Actavis filed an abbreviated new-drug application with U.S. regulators to sell a generic version of Letairis, made by Gilead Sciences ($100; GILD) to treat pulmonary-arterial hypertension. Gilead responded by filing a lawsuit to block Actavis. This is the second challenge Letairis has faced this year, even though its U.S. patent does not expire until 2018. Letairis generated sales of $595 million last year, roughly 2% of Gilead's total revenue. Separately, Gilead filed for U.S. approval to market a new HIV drug. Gilead, which earns a Quadrix Overall score of 98, is a Long-Term Buy.
Alaska Air Group ($65; ALK) said traffic rose 11% in March, while capacity grew 12%. The company's load factor, which reflects the proportion of airline capacity actually used, slipped to 86% from 87%. For the March quarter, Alaska Air's capacity grew 11%, in line with management's expectations. Capacity is projected to grow 9.5% for the entire year. Alaska Air, scheduled to report full March-quarter results on April 23, is a Focus List Buy and a Long-Term Buy.
We have seen a plethora of reports on Apple's ($126; AAPL) new products, both announced and rumored. The company began taking preorders for the Apple Watch on April 10 and encouraged perspective buyers to schedule appointments to try on the device at its retail stores rather than waiting in long lines on the launch date. In related news, a trademark filed 30 years ago could block imports of the Apple Watch into Switzerland. Set to expire in December, the trademark prohibits companies from using "apple" to describe any watches or jewelry in the country.
Separately, the European Union is reportedly probing whether Apple's arrangements with record companies for a forthcoming streaming-music service could improperly obstruct rival services. Finally, Apple reportedly wants its TV partners to handle — and fund — the infrastructure required to stream its proposed TV service. Apple is a Focus List Buy and a Long-Term Buy.
The Centers for Medicare and Medicaid Services said 2016 payments for Medicare Advantage will rise about 1.25%. The agency had proposed a rate cut of 0.95% in February. Roughly 17 million people are enrolled in Medicare Advantage plans, says consulting firm Avalere Health, up 7% from a year ago.
Aetna ($107; AET) ended 2014 with 1.1 million Medicare Advantage members, up 18% from 2013 to represent 5% of its total medical membership. UnitedHealth Group ($118; UNH) has 3.0 million Medicare Advantage members, accounting for 7% of its total medical members. However, Medicare Advantage accounts for close to one quarter of revenue for both insurers. Aetna is a Focus List Buy and a Long-Term Buy. UnitedHealth is rated A (above average).
Keeping an eye on Google
We do not love all our picks the same. As we enter earnings season, Google ($549; GOOGL) is among a handful of stocks on an especially short leash. The stock has a Quadrix Overall score of 62, reflecting slowing operating momentum, a middling valuation, and unfavorable estimate-revision trends. Management must also rebuild investor trust, considering Google has missed the consensus profit estimate in five consecutive quarters.

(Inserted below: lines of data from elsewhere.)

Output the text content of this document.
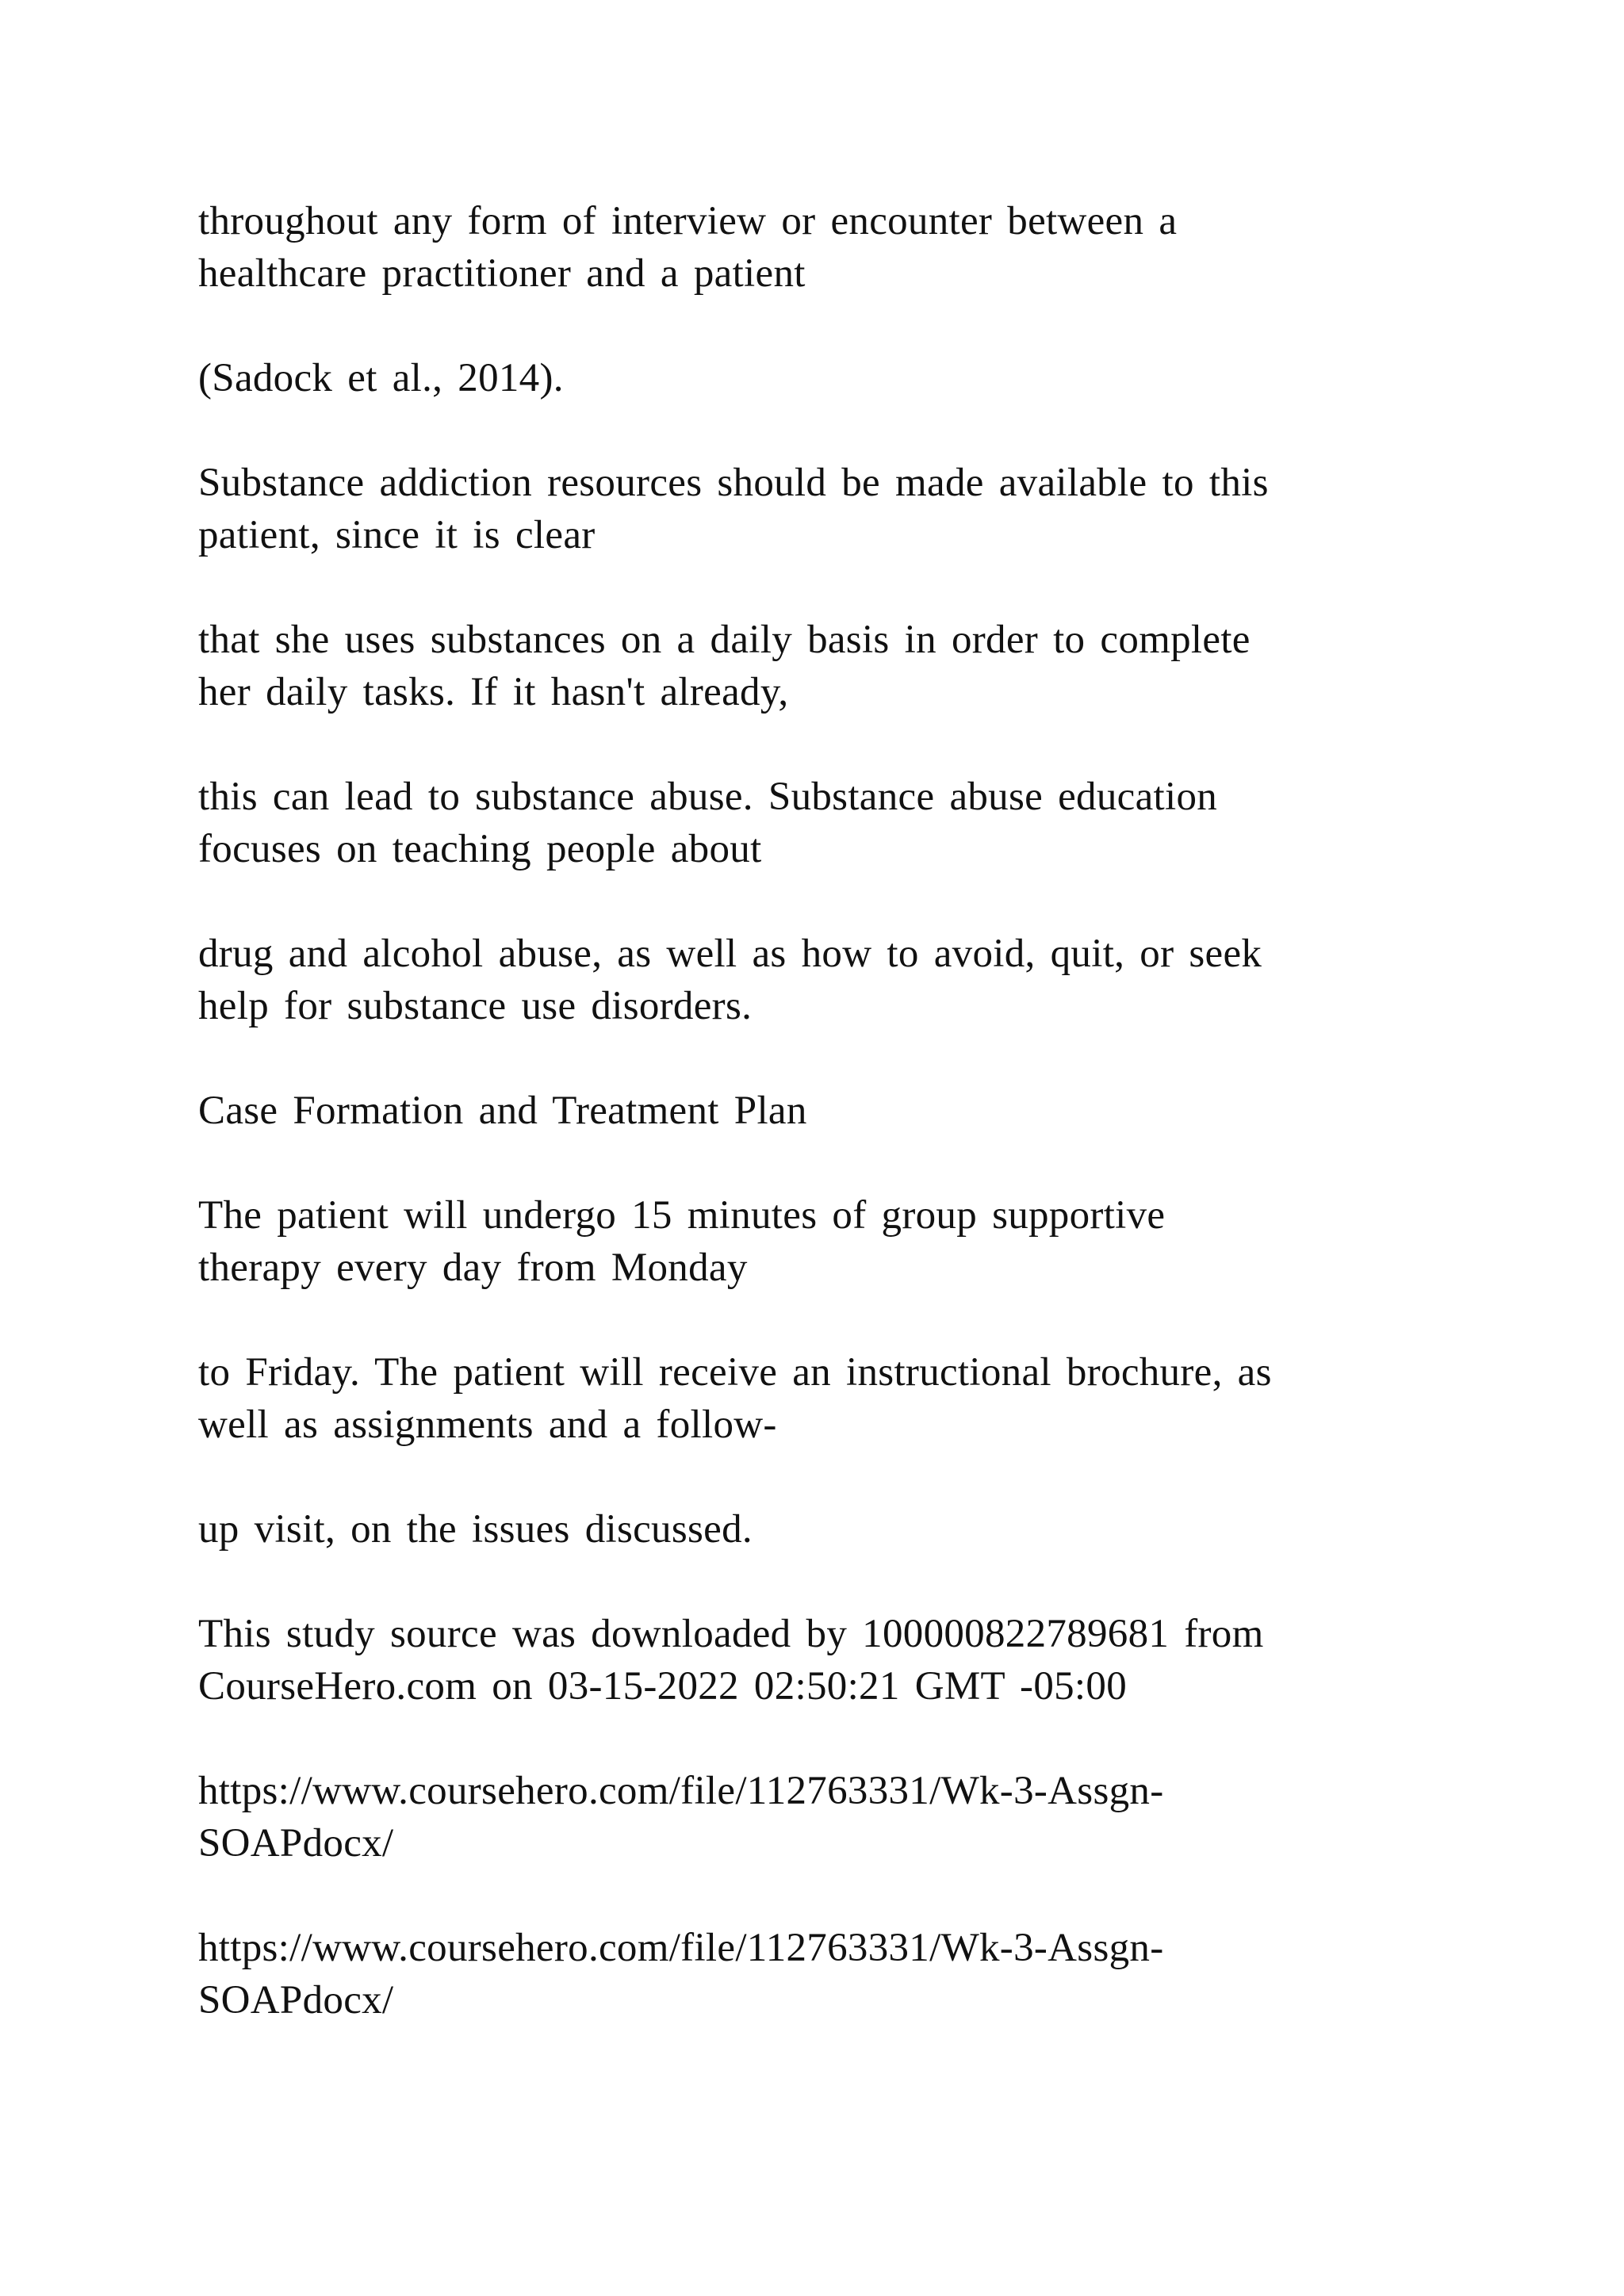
throughout any form of interview or encounter between a
healthcare practitioner and a patient

(Sadock et al., 2014).

Substance addiction resources should be made available to this
patient, since it is clear

that she uses substances on a daily basis in order to complete
her daily tasks. If it hasn't already,

this can lead to substance abuse. Substance abuse education
focuses on teaching people about

drug and alcohol abuse, as well as how to avoid, quit, or seek
help for substance use disorders.

Case Formation and Treatment Plan

The patient will undergo 15 minutes of group supportive
therapy every day from Monday

to Friday. The patient will receive an instructional brochure, as
well as assignments and a follow-

up visit, on the issues discussed.

This study source was downloaded by 100000822789681 from
CourseHero.com on 03-15-2022 02:50:21 GMT -05:00

https://www.coursehero.com/file/112763331/Wk-3-Assgn-
SOAPdocx/

https://www.coursehero.com/file/112763331/Wk-3-Assgn-
SOAPdocx/
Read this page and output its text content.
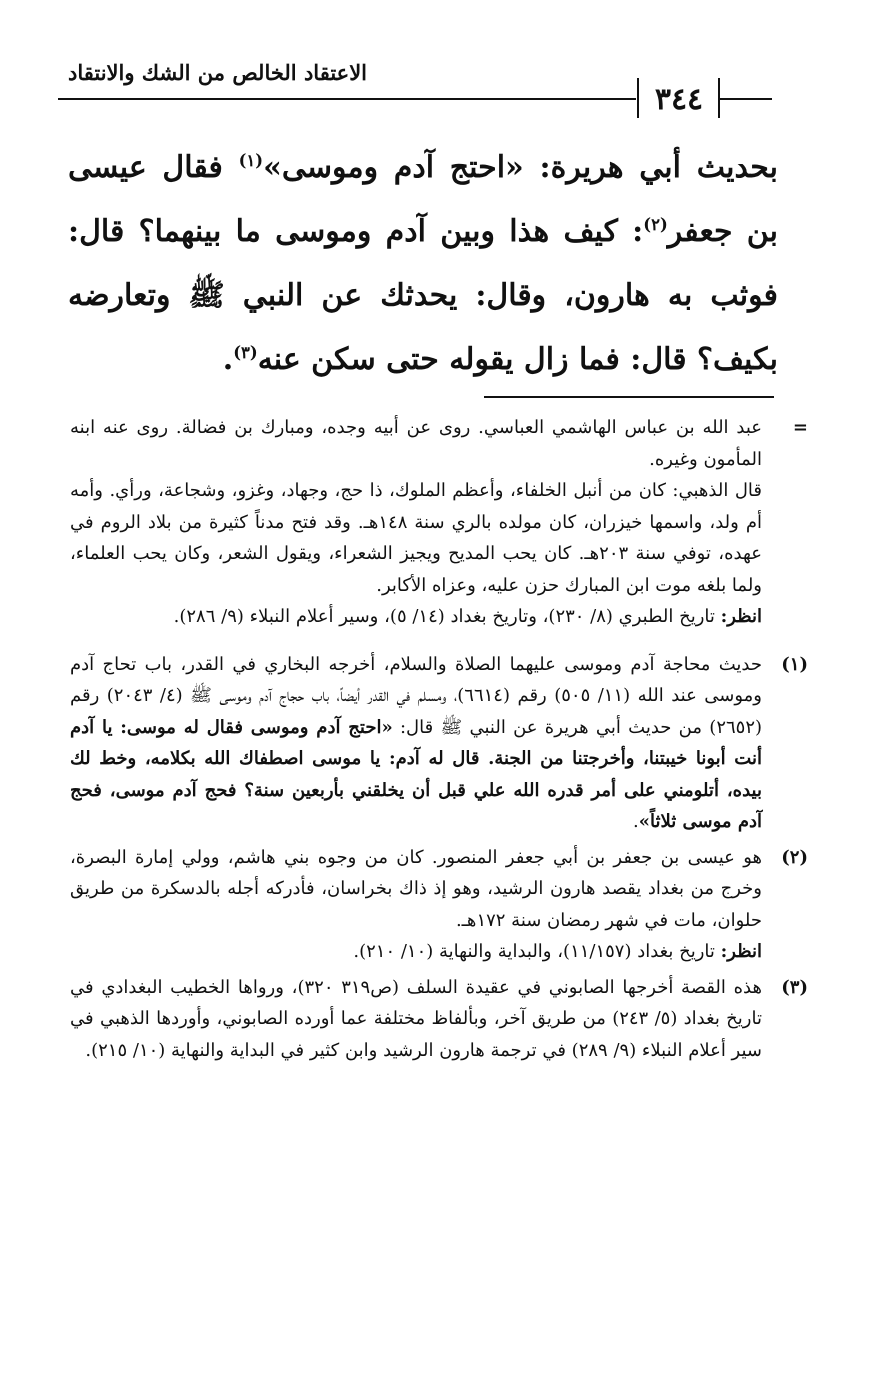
٣٤٤
الاعتقاد الخالص من الشك والانتقاد

بحديث أبي هريرة: «احتج آدم وموسى»$^{(١)}$ فقال عيسى بن جعفر$^{(٢)}$: كيف هذا وبين آدم وموسى ما بينهما؟ قال: فوثب به هارون، وقال: يحدثك عن النبي ﷺ وتعارضه بكيف؟ قال: فما زال يقوله حتى سكن عنه$^{(٣)}$.

=

عبد الله بن عباس الهاشمي العباسي. روى عن أبيه وجده، ومبارك بن فضالة. روى عنه ابنه المأمون وغيره.

قال الذهبي: كان من أنبل الخلفاء، وأعظم الملوك، ذا حج، وجهاد، وغزو، وشجاعة، ورأي. وأمه أم ولد، واسمها خيزران، كان مولده بالري سنة ١٤٨هـ. وقد فتح مدناً كثيرة من بلاد الروم في عهده، توفي سنة ٢٠٣هـ. كان يحب المديح ويجيز الشعراء، ويقول الشعر، وكان يحب العلماء، ولما بلغه موت ابن المبارك حزن عليه، وعزاه الأكابر.

انظر: تاريخ الطبري (٨/ ٢٣٠)، وتاريخ بغداد (١٤/ ٥)، وسير أعلام النبلاء (٩/ ٢٨٦).

(١)

حديث محاجة آدم وموسى عليهما الصلاة والسلام، أخرجه البخاري في القدر، باب تحاج آدم وموسى عند الله (١١/ ٥٠٥) رقم (٦٦١٤)، ومسلم في القدر أيضاً، باب حجاج آدم وموسى ﷺ (٤/ ٢٠٤٣) رقم (٢٦٥٢) من حديث أبي هريرة عن النبي ﷺ قال: «احتج آدم وموسى فقال له موسى: يا آدم أنت أبونا خيبتنا، وأخرجتنا من الجنة. قال له آدم: يا موسى اصطفاك الله بكلامه، وخط لك بيده، أتلومني على أمر قدره الله علي قبل أن يخلقني بأربعين سنة؟ فحج آدم موسى، فحج آدم موسى ثلاثاً».

(٢)

هو عيسى بن جعفر بن أبي جعفر المنصور. كان من وجوه بني هاشم، وولي إمارة البصرة، وخرج من بغداد يقصد هارون الرشيد، وهو إذ ذاك بخراسان، فأدركه أجله بالدسكرة من طريق حلوان، مات في شهر رمضان سنة ١٧٢هـ.

انظر: تاريخ بغداد (١١/١٥٧)، والبداية والنهاية (١٠/ ٢١٠).

(٣)

هذه القصة أخرجها الصابوني في عقيدة السلف (ص٣١٩ ٣٢٠)، ورواها الخطيب البغدادي في تاريخ بغداد (٥/ ٢٤٣) من طريق آخر، وبألفاظ مختلفة عما أورده الصابوني، وأوردها الذهبي في سير أعلام النبلاء (٩/ ٢٨٩) في ترجمة هارون الرشيد وابن كثير في البداية والنهاية (١٠/ ٢١٥).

Complicating matters, the European Union's antitrust arm is reportedly preparing to charge Google in coming weeks. Over the last five years, the European Commission has been investigating Google's practices for its online-search business.Â This would mark the EU's highest-profile antitrust lawsuit since charges were brought against Microsoft ($41; MSFT), which ultimately paid about $1.8 billion in fines. Google is a Buy and a Long-Term Buy. Microsoft is rated B (average).
ADT ($42; ADT) is being added to the Focus List.